Photo by Len Villano.

What are the current circumstances?

Not only can science explain the mechanisms by which the change happens, but it can also give us a great deal of insight into when it will happen, what it may look like and how long it will last.

“Drought during the growing season means colors turn early and don’t last,” said DNR silviculturist Colleen Matula. “Severe drought stress may cause trees to skip the colors entirely.”

Although some areas in Wisconsin have been going through abnormal or severe drought, Door County has seen adequate moisture this year. But moisture isn’t the only factor deciding the fall colors’ fate. Areas around Lake Michigan are affected by the temperature of the lake water, and right now it’s like a “big, warm bathtub,” as Matula described it.

“When it’s warmer, especially in the evening,” she said, “it puts off the color change. It doesn’t signal the tree to slow chlorophyll production.”

Photo by Len Villano.

When will the colors pop, and what will they look like?

So what should we expect this year?

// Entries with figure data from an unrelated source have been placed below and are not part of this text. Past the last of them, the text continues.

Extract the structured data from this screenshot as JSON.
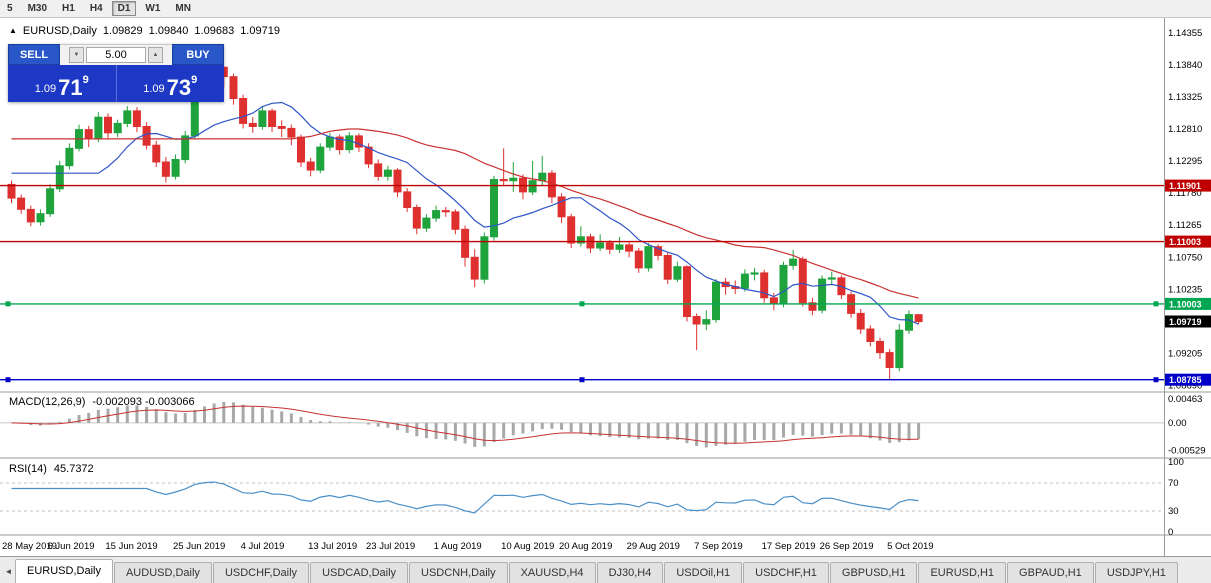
{
  "toolbar": {
    "timeframes": [
      {
        "label": "5"
      },
      {
        "label": "M30"
      },
      {
        "label": "H1"
      },
      {
        "label": "H4"
      },
      {
        "label": "D1"
      },
      {
        "label": "W1"
      },
      {
        "label": "MN"
      }
    ],
    "active": "D1"
  },
  "legend": {
    "marker": "▲",
    "symbol": "EURUSD,Daily",
    "open": "1.09829",
    "high": "1.09840",
    "low": "1.09683",
    "close": "1.09719"
  },
  "macd_legend": {
    "name": "MACD(12,26,9)",
    "values": "-0.002093 -0.003066"
  },
  "rsi_legend": {
    "name": "RSI(14)",
    "value": "45.7372"
  },
  "trade_panel": {
    "sell_label": "SELL",
    "buy_label": "BUY",
    "volume": "5.00",
    "down_icon": "▼",
    "up_icon": "▲",
    "sell_price": {
      "prefix": "1.09",
      "main": "71",
      "sup": "9"
    },
    "buy_price": {
      "prefix": "1.09",
      "main": "73",
      "sup": "9"
    }
  },
  "chart_data": {
    "type": "candlestick",
    "symbol": "EURUSD",
    "timeframe": "Daily",
    "y_axis_labels": [
      "1.14355",
      "1.13840",
      "1.13325",
      "1.12810",
      "1.12295",
      "1.11780",
      "1.11265",
      "1.10750",
      "1.10235",
      "1.09720",
      "1.09205",
      "1.08690"
    ],
    "x_axis_labels": [
      "28 May 2019",
      "6 Jun 2019",
      "15 Jun 2019",
      "25 Jun 2019",
      "4 Jul 2019",
      "13 Jul 2019",
      "23 Jul 2019",
      "1 Aug 2019",
      "10 Aug 2019",
      "20 Aug 2019",
      "29 Aug 2019",
      "7 Sep 2019",
      "17 Sep 2019",
      "26 Sep 2019",
      "5 Oct 2019"
    ],
    "levels": [
      {
        "price": 1.11901,
        "label": "1.11901",
        "color": "#c00000",
        "handles": false
      },
      {
        "price": 1.11003,
        "label": "1.11003",
        "color": "#c00000",
        "handles": false
      },
      {
        "price": 1.10003,
        "label": "1.10003",
        "color": "#00a651",
        "handles": true
      },
      {
        "price": 1.08785,
        "label": "1.08785",
        "color": "#0000c8",
        "handles": true
      }
    ],
    "current_price": {
      "value": 1.09719,
      "label": "1.09719",
      "color": "#000000"
    },
    "macd_axis": [
      {
        "label": "0.00463",
        "value": 0.00463
      },
      {
        "label": "0.00",
        "value": 0
      },
      {
        "label": "-0.00529",
        "value": -0.00529
      }
    ],
    "rsi_axis": [
      {
        "label": "100",
        "value": 100
      },
      {
        "label": "70",
        "value": 70
      },
      {
        "label": "30",
        "value": 30
      },
      {
        "label": "0",
        "value": 0
      }
    ],
    "rsi_levels": [
      70,
      30
    ],
    "ma_periods": {
      "fast": 10,
      "slow": 30
    },
    "colors": {
      "bull": "#1fa33c",
      "bear": "#df3030",
      "ma_fast": "#2f55c8",
      "ma_slow": "#c83232",
      "macd_hist": "#a8a8a8",
      "macd_signal": "#c83232",
      "rsi": "#4a8fc7"
    },
    "candles": [
      [
        1.1192,
        1.1198,
        1.1162,
        1.117
      ],
      [
        1.117,
        1.1176,
        1.1145,
        1.1152
      ],
      [
        1.1152,
        1.1158,
        1.1125,
        1.1132
      ],
      [
        1.1132,
        1.1152,
        1.1126,
        1.1145
      ],
      [
        1.1145,
        1.1192,
        1.114,
        1.1185
      ],
      [
        1.1185,
        1.123,
        1.118,
        1.1222
      ],
      [
        1.1222,
        1.1258,
        1.1216,
        1.125
      ],
      [
        1.125,
        1.1288,
        1.1245,
        1.128
      ],
      [
        1.128,
        1.1286,
        1.1252,
        1.1265
      ],
      [
        1.1265,
        1.1308,
        1.126,
        1.13
      ],
      [
        1.13,
        1.1306,
        1.1266,
        1.1275
      ],
      [
        1.1275,
        1.1296,
        1.1268,
        1.129
      ],
      [
        1.129,
        1.1318,
        1.1284,
        1.131
      ],
      [
        1.131,
        1.1316,
        1.1276,
        1.1285
      ],
      [
        1.1285,
        1.1292,
        1.1248,
        1.1255
      ],
      [
        1.1255,
        1.1262,
        1.122,
        1.1228
      ],
      [
        1.1228,
        1.1236,
        1.1195,
        1.1205
      ],
      [
        1.1205,
        1.124,
        1.12,
        1.1232
      ],
      [
        1.1232,
        1.1278,
        1.1226,
        1.127
      ],
      [
        1.127,
        1.1345,
        1.1264,
        1.1338
      ],
      [
        1.1338,
        1.1376,
        1.1332,
        1.137
      ],
      [
        1.137,
        1.1384,
        1.1358,
        1.138
      ],
      [
        1.138,
        1.1382,
        1.1348,
        1.1365
      ],
      [
        1.1365,
        1.137,
        1.132,
        1.133
      ],
      [
        1.133,
        1.1336,
        1.1282,
        1.129
      ],
      [
        1.129,
        1.13,
        1.1275,
        1.1285
      ],
      [
        1.1285,
        1.1318,
        1.128,
        1.131
      ],
      [
        1.131,
        1.1314,
        1.1276,
        1.1285
      ],
      [
        1.1285,
        1.1295,
        1.1268,
        1.1282
      ],
      [
        1.1282,
        1.1288,
        1.1255,
        1.1268
      ],
      [
        1.1268,
        1.1272,
        1.122,
        1.1228
      ],
      [
        1.1228,
        1.1235,
        1.1205,
        1.1215
      ],
      [
        1.1215,
        1.1258,
        1.121,
        1.1252
      ],
      [
        1.1252,
        1.1275,
        1.1246,
        1.1268
      ],
      [
        1.1268,
        1.1272,
        1.124,
        1.1248
      ],
      [
        1.1248,
        1.1276,
        1.1242,
        1.127
      ],
      [
        1.127,
        1.1274,
        1.1244,
        1.1252
      ],
      [
        1.1252,
        1.1258,
        1.1218,
        1.1225
      ],
      [
        1.1225,
        1.1232,
        1.1198,
        1.1205
      ],
      [
        1.1205,
        1.1222,
        1.1198,
        1.1215
      ],
      [
        1.1215,
        1.1218,
        1.1172,
        1.118
      ],
      [
        1.118,
        1.1186,
        1.1148,
        1.1155
      ],
      [
        1.1155,
        1.116,
        1.1112,
        1.1122
      ],
      [
        1.1122,
        1.1144,
        1.1116,
        1.1138
      ],
      [
        1.1138,
        1.1158,
        1.1132,
        1.115
      ],
      [
        1.115,
        1.1156,
        1.114,
        1.1148
      ],
      [
        1.1148,
        1.1152,
        1.1112,
        1.112
      ],
      [
        1.112,
        1.1126,
        1.106,
        1.1075
      ],
      [
        1.1075,
        1.1088,
        1.1027,
        1.104
      ],
      [
        1.104,
        1.1115,
        1.1033,
        1.1108
      ],
      [
        1.1108,
        1.1206,
        1.1102,
        1.12
      ],
      [
        1.12,
        1.125,
        1.119,
        1.1198
      ],
      [
        1.1198,
        1.1228,
        1.118,
        1.1202
      ],
      [
        1.1202,
        1.1208,
        1.1168,
        1.118
      ],
      [
        1.118,
        1.123,
        1.1175,
        1.1198
      ],
      [
        1.1198,
        1.1238,
        1.119,
        1.121
      ],
      [
        1.121,
        1.1215,
        1.1162,
        1.1172
      ],
      [
        1.1172,
        1.1178,
        1.113,
        1.114
      ],
      [
        1.114,
        1.1145,
        1.109,
        1.1098
      ],
      [
        1.1098,
        1.1125,
        1.1092,
        1.1108
      ],
      [
        1.1108,
        1.1113,
        1.1082,
        1.109
      ],
      [
        1.109,
        1.1112,
        1.1085,
        1.1098
      ],
      [
        1.1098,
        1.1103,
        1.108,
        1.1088
      ],
      [
        1.1088,
        1.1108,
        1.1082,
        1.1095
      ],
      [
        1.1095,
        1.11,
        1.1075,
        1.1085
      ],
      [
        1.1085,
        1.109,
        1.105,
        1.1058
      ],
      [
        1.1058,
        1.1098,
        1.1052,
        1.1092
      ],
      [
        1.1092,
        1.1096,
        1.107,
        1.1078
      ],
      [
        1.1078,
        1.1082,
        1.1032,
        1.104
      ],
      [
        1.104,
        1.1068,
        1.1035,
        1.106
      ],
      [
        1.106,
        1.1062,
        1.0972,
        1.098
      ],
      [
        1.098,
        1.0985,
        1.0926,
        1.0968
      ],
      [
        1.0968,
        1.099,
        1.0958,
        1.0975
      ],
      [
        1.0975,
        1.104,
        1.097,
        1.1035
      ],
      [
        1.1035,
        1.1042,
        1.1015,
        1.1028
      ],
      [
        1.1028,
        1.1038,
        1.1016,
        1.1025
      ],
      [
        1.1025,
        1.1056,
        1.102,
        1.1048
      ],
      [
        1.1048,
        1.1058,
        1.1038,
        1.105
      ],
      [
        1.105,
        1.1055,
        1.1002,
        1.101
      ],
      [
        1.101,
        1.1018,
        1.099,
        1.1
      ],
      [
        1.1,
        1.1068,
        1.0995,
        1.1062
      ],
      [
        1.1062,
        1.1087,
        1.1055,
        1.1072
      ],
      [
        1.1072,
        1.1076,
        1.0996,
        1.1002
      ],
      [
        1.1002,
        1.101,
        1.0982,
        1.099
      ],
      [
        1.099,
        1.1046,
        1.0985,
        1.104
      ],
      [
        1.104,
        1.1052,
        1.103,
        1.1042
      ],
      [
        1.1042,
        1.1046,
        1.1008,
        1.1015
      ],
      [
        1.1015,
        1.102,
        1.0978,
        1.0985
      ],
      [
        1.0985,
        1.0992,
        1.0952,
        1.096
      ],
      [
        1.096,
        1.0966,
        1.0932,
        1.094
      ],
      [
        1.094,
        1.0946,
        1.0912,
        1.0922
      ],
      [
        1.0922,
        1.0928,
        1.0879,
        1.0898
      ],
      [
        1.0898,
        1.0968,
        1.0892,
        1.0958
      ],
      [
        1.0958,
        1.099,
        1.0952,
        1.0983
      ],
      [
        1.09829,
        1.0984,
        1.09683,
        1.09719
      ]
    ]
  },
  "bottom_tabs": {
    "scroll_left_icon": "◄",
    "tabs": [
      {
        "label": "EURUSD,Daily",
        "active": true
      },
      {
        "label": "AUDUSD,Daily"
      },
      {
        "label": "USDCHF,Daily"
      },
      {
        "label": "USDCAD,Daily"
      },
      {
        "label": "USDCNH,Daily"
      },
      {
        "label": "XAUUSD,H4"
      },
      {
        "label": "DJ30,H4"
      },
      {
        "label": "USDOil,H1"
      },
      {
        "label": "USDCHF,H1"
      },
      {
        "label": "GBPUSD,H1"
      },
      {
        "label": "EURUSD,H1"
      },
      {
        "label": "GBPAUD,H1"
      },
      {
        "label": "USDJPY,H1"
      }
    ]
  }
}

Warmer temperatures can affect which colors we see, the vibrancy of those colors and the timing of peak color. 

With the recent weather, Matula predicts that we may see a more muted yellow and orange palette on the trees because brilliant colors – especially reds, purples and blues – need cool nights. 

Peak colors should happen slightly later than normal, too. 

“Right now, we’re between 20% and 30% [of the peak],” Matula said. “Maybe the second week of October – that’s my prediction.”